In 2014, 72% of contract factories rated Partner or better, compared to 59% at the end of 2010.
Learn more about how we are addressing excessive working hours across our supply chain.
In 2014, 100% of footwear and apparel contract manufacturers were introduced to the Higg Index Facilities Social Module
Our products are made in many different countries around the world, some of which have a high risk for labor violations. For this reason, after a factory passes a third-party assessment it is monitored continuously and measured against industry standards and the Brooks Code of Conduct to ensure they meet our values and business standards.
Factories are monitored via third-party assessments according to their risk levels. For example, a supplier that lacks sufficient management systems in health & safety, labor, and human resources will be monitored at least on an annual basis. Those suppliers that have established solid management systems and are in low risk countries are monitored less frequently, generally every other year. Suppliers in high-risk countries are monitored at least once a year, in some cases several times per year.
Our factory rating system reflects our approach in monitoring supplier's compliance to our standards, with the ultimate goal of reaching our Supplier Leadership rating category where our factories have greater ownership over their fair labor programs. At a minimum a factory must achieve a Partner Supplier (Yellow or above) to continue manufacturing Brooks products.
Remediation & Continuous Improvement
Our continuous improvement philosophy is aimed at creating systems that will not only correct the issues found, but will prevent them from occurring in the future. When assessing our factories, we track the results to recognize patterns and systematic failures with the goal of better understanding the issues and being able to direct our efforts to help those who need it most.
Should issues arise in our supply chain, our first course of action is to partner with factory management and workers to determine root causes and devise a continuous improvement plan. We encourage management to take a holistic approach of not only addressing the issues, but also putting systems, policies, and procedures in place to prevent issues from reoccurring. For factories that lack the skills, tools, and knowledge to address the issues, we engage with factory management through training and capacity building.

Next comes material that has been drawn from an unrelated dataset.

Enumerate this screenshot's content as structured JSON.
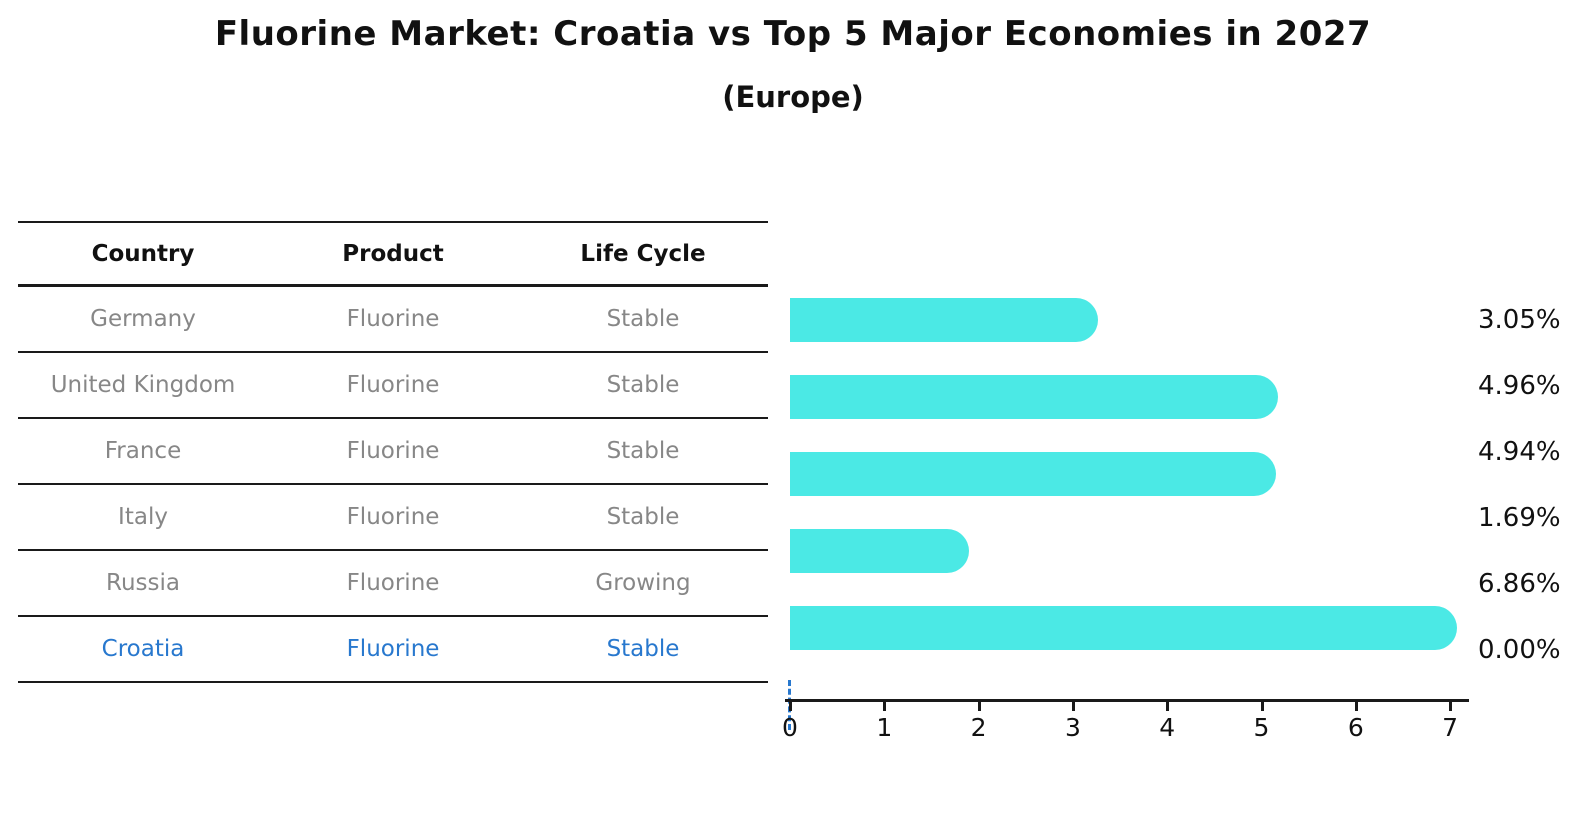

In factories where Brooks has dedicated production lines we recognize that our purchasing practices, especially during peak periods, can have a negative impact on factory working hours. We are continuing to work cross-functionally within the organization to implement innovative solutions to address footwear capacity planning.
Measuring fair labor performance at our contract footwear factories provides an opportunity to create a dialogue around the root cause of compliance gaps and consider opportunities to close them through systems and process improvement. We utilize the Footwear Balanced Scorecard as the platform for dialogue, feeding key outputs from the third-party assessments and the remediation process to discuss performance and continuous improvement. To ensure alignment, Brooks' departmental leaders in Costing, Development, Sourcing, Commercialization, Quality, and Corporate Responsibility meet with factory leadership to conduct a quarterly business review of successes and opportunities for performance improvement in each functional area, for both Brooks and the factory. The factory also completes a reverse scorecard for Brooks' departments on key indicators, ensuring a robust two-way dialogue for our own internal improvement.
Rewarding Good Performance
We are taking concrete steps towards rewarding factories that are doing well and meeting our standards. Once a factory is approved for production, we continue monitoring it and rate them each year on their fair labor performance through the third-party audit process. This score is then fed to the Footwear Balanced Scorecard which includes scores from other business departments on quality, delivery, innovation, and environmental performance. The footwear sourcing managers then use this score to decide how many orders the factory will receive in future seasons. As for apparel, this process is in the works so stay tuned.
Our sourcing strategy is based on forming long-term partnerships with premium suppliers. We work to empower factory management to treat workers well and maintain a safe and healthy workplace. If, however, we find they are not meeting our standards, we do not hesitate to take action. A letter is sent to factory management asking for their commitment in fixing all non-compliance issues. Depending on the issues found, we try to be a good partner by offering training opportunities to help factory management address the problem and put systems in place to prevent it from reoccurring. However, if a factory fails to make progress over a specified period of time, we terminate the business relationship. If we find very serious issues at a factory, such as critical safety or human rights issue, we may immediately end our business relationship.
Higg Index Facilities Social Module
The Higg Index Facilities Social Module is a self-assessment tool that provides a standardized measurement of social impacts across the apparel and footwear industry. The tool offers clear guidance on social impacts in manufacturing, and provides a resource to our contract factories to identify improvement opportunities to help them to own and continuously improve their labor management performance. Although our requirement is an annual update of the Facilities Social Module, our expectation is that contract factories use this tool on an ongoing basis throughout the year to help improve performance.
Brooks' adoption of the Higg Index Facilities Module supports the wider footwear and apparel industry in creating a common language for discussion and action on social responsibility and environmental sustainability that in turn will reduce the assessment and audit burden currently affecting factories across the industry.
Tier 2 Engagement
In 2014 we risk-mapped our entire Tier 2 materials supply chain, and identified the top 30 suppliers and subcontractors to focus on. We began taking steps to introduce them to our program, including site visits and self-assessments to measure compliance to our standards.